Previously: Part 1 - Blocks and Wall Racks
While knife blocks and wall racks work well for many kitchens, not everyone has the counter or wall space for these items—and people with pets or young children may not feel comfortable with some of those products. So how else can we solve the knife storage dilemma?
In my own kitchen, I store my knives in a drawer, using an in-drawer knife organizer—my cats get into almost everything, but they haven't learned to open drawers. Of course, people with small children will need to ensure those children can't reach (or open) the drawer.
The organizer above comes from Rev-A-Shelf; it's designed to be trimmed, as needed, to fit various drawer sizes and to accommodate the number of knives needing to be stored.
For end-users who don't feel comfortable doing that kind of trimming, smaller in-drawer knife organizers are useful. Here are two alternatives: a standard in-drawer knife organizer, with slots, and a product called the the Knife Dock, which has flexible dividers made from a combination of cork and rubber. With both of these organizers you can see which knife you're pulling out.
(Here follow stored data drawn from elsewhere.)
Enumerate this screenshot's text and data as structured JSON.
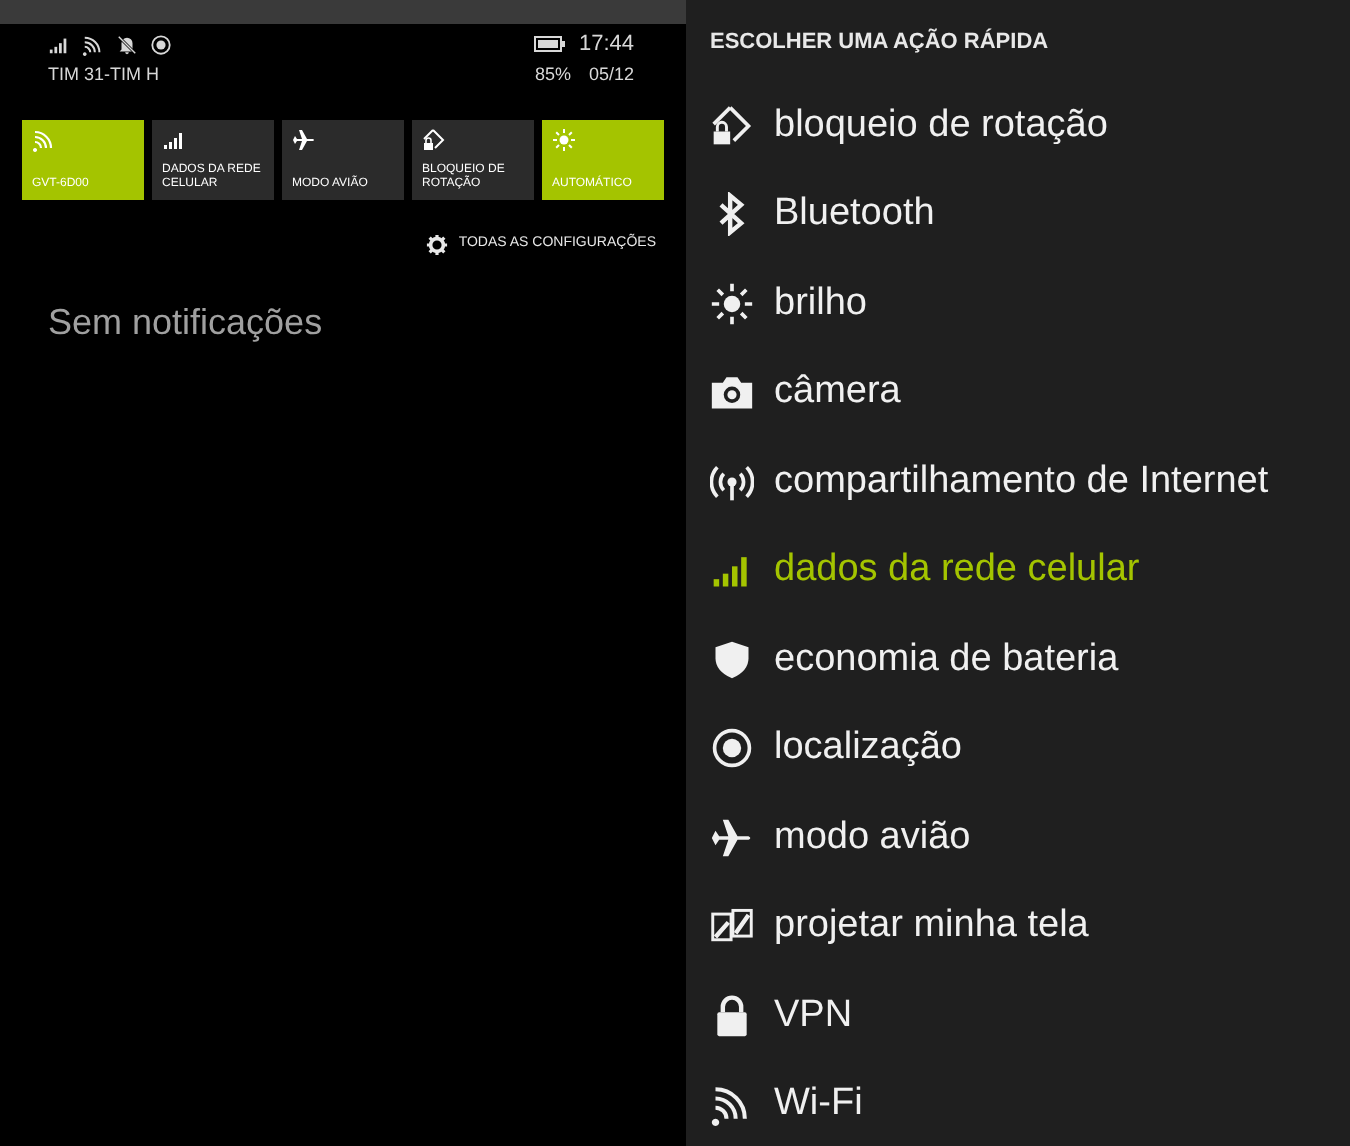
{
  "status_bar": {
    "carrier": "TIM 31-TIM H",
    "time": "17:44",
    "battery": "85%",
    "date": "05/12"
  },
  "quick_actions": [
    {
      "kind": "wifi",
      "label": "GVT-6D00",
      "on": true
    },
    {
      "kind": "cellular",
      "label": "DADOS DA REDE CELULAR",
      "on": false
    },
    {
      "kind": "airplane",
      "label": "MODO AVIÃO",
      "on": false
    },
    {
      "kind": "rotation",
      "label": "BLOQUEIO DE ROTAÇÃO",
      "on": false
    },
    {
      "kind": "brightness",
      "label": "AUTOMÁTICO",
      "on": true
    }
  ],
  "settings_link": "TODAS AS CONFIGURAÇÕES",
  "notifications_empty": "Sem notificações",
  "picker": {
    "title": "ESCOLHER UMA AÇÃO RÁPIDA",
    "items": [
      {
        "kind": "rotation",
        "label": "bloqueio de rotação",
        "selected": false
      },
      {
        "kind": "bluetooth",
        "label": "Bluetooth",
        "selected": false
      },
      {
        "kind": "brightness",
        "label": "brilho",
        "selected": false
      },
      {
        "kind": "camera",
        "label": "câmera",
        "selected": false
      },
      {
        "kind": "hotspot",
        "label": "compartilhamento de Internet",
        "selected": false
      },
      {
        "kind": "cellular",
        "label": "dados da rede celular",
        "selected": true
      },
      {
        "kind": "shield",
        "label": "economia de bateria",
        "selected": false
      },
      {
        "kind": "location",
        "label": "localização",
        "selected": false
      },
      {
        "kind": "airplane",
        "label": "modo avião",
        "selected": false
      },
      {
        "kind": "project",
        "label": "projetar minha tela",
        "selected": false
      },
      {
        "kind": "lock",
        "label": "VPN",
        "selected": false
      },
      {
        "kind": "wifi",
        "label": "Wi-Fi",
        "selected": false
      }
    ]
  }
}
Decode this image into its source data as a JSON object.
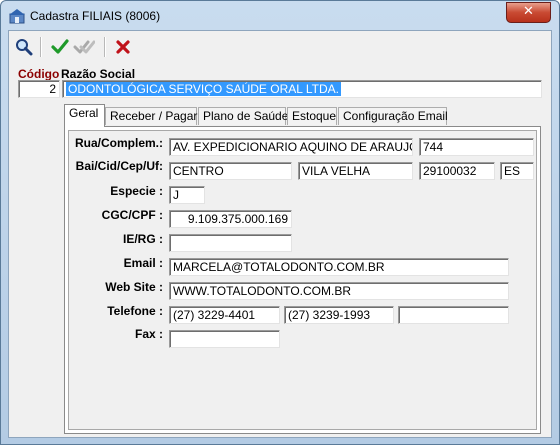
{
  "window": {
    "title": "Cadastra FILIAIS (8006)",
    "close_glyph": "✕"
  },
  "toolbar": {
    "icons": [
      "search-icon",
      "confirm-check-icon",
      "confirm-all-disabled-icon",
      "cancel-x-icon"
    ]
  },
  "header": {
    "codigo_label": "Código",
    "razao_label": "Razão Social",
    "codigo_value": "2",
    "razao_value": "ODONTOLÓGICA SERVIÇO SAÚDE ORAL LTDA."
  },
  "tabs": [
    {
      "label": "Geral",
      "active": true
    },
    {
      "label": "Receber / Pagar",
      "active": false
    },
    {
      "label": "Plano de Saúde",
      "active": false
    },
    {
      "label": "Estoque",
      "active": false
    },
    {
      "label": "Configuração Email",
      "active": false
    }
  ],
  "form": {
    "rua_label": "Rua/Complem.:",
    "rua_value": "AV. EXPEDICIONARIO AQUINO DE ARAUJO",
    "complemento_value": "744",
    "bai_label": "Bai/Cid/Cep/Uf:",
    "bairro_value": "CENTRO",
    "cidade_value": "VILA VELHA",
    "cep_value": "29100032",
    "uf_value": "ES",
    "especie_label": "Especie :",
    "especie_value": "J",
    "cgc_label": "CGC/CPF :",
    "cgc_value": "9.109.375.000.169",
    "ie_label": "IE/RG :",
    "ie_value": "",
    "email_label": "Email :",
    "email_value": "MARCELA@TOTALODONTO.COM.BR",
    "website_label": "Web Site :",
    "website_value": "WWW.TOTALODONTO.COM.BR",
    "telefone_label": "Telefone :",
    "telefone1_value": "(27) 3229-4401",
    "telefone2_value": "(27) 3239-1993",
    "telefone3_value": "",
    "fax_label": "Fax :",
    "fax_value": ""
  },
  "colors": {
    "codigo_label": "#8b0000",
    "selection": "#3399ff",
    "confirm_green": "#1f9a2a",
    "cancel_red": "#c0121a"
  }
}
This cutlery storage, from Dura Supreme Cabinetry, has a carved cutlery insert designed specifically for a Henckels knife set; it also has slots for steak knives. With this kind of design, you always know exactly where each knife goes. It would be obvious if one was missing—and which one. And no one will ever pull the wrong knife out of the drawer by mistake with this kind of design! But end-users better be sure these are the knives they're going to want for the long term—and that they're going to be staying in this home—since this design provides no flexibility. It takes up more drawer space than other in-drawer storage options do, too.
But what about people who just have a couple knives they want to store in a drawer, where a knife organizer might be overkill? Those end-users might want some blade guards, such as these from Bisbell. These come in three sizes, but they can also be cut to size, if need be. And the colored labels are a really nice touch.
Of course, not everyone has a spare drawer to devote to knives. Fortunately, some designers have come up with clever ways to provide knife storage for end-users with space constraints. One of those ways is creating under-cabinet storage, such as the Wüsthof under-cabinet knife block. A knife block like this makes it really easy to grab your knives as you're cooking. However, because of the slots, this may not fit all knives.
So here's another design for an under-cabinet knife block: The Drop Block. This one has the flexibility to handle a range of knives, except perhaps those that are extra-long. (Looking at this, I'm doubting my bread knife would fit.) But not all knives would necessarily need to be stored in the same place; the bread knife could be stored separately from the knives used more in cooking.
Another space-saving approach is to include knife slots directly into the countertop, as Devos Custom Woodworking did in the designs shown above. Both of these are made from hard maple—one with edge grain, and the other with face grain and walnut edging. The one drawback I see is that it could be hard to clean those slots—and countertops do tend to see their share of spills and such.
Moving beyond the countertop, here's a custom cutlery pull-out from Modern Design Cabinetry. Again, this might be hard to clean—but tucked away in a drawer, the slots are less likely to get filthy than those on a countertop. It's also a nice use of a skinny space between two appliances.
Another way to use limited space is to create dual-purpose product. MIU France did that with its cutting board, which has a knife storage drawer. This does add some height to the cutting board, though, which may put it at an uncomfortable height for the user. Or perhaps, for a taller user, the extra height might raise the board to a more comfortable level.
And finally, this combination of knife block and tablet stand, from Victorinox, seems ideal for those who use their iPads or other tablets in the kitchen—to read recipes, to watch videos as they cook, or whatever—assuming they have enough countertop space for it. You can't tell from the photo, but it's on a swivel base. For those who have knives that will fit the given slots, this could be a winning design.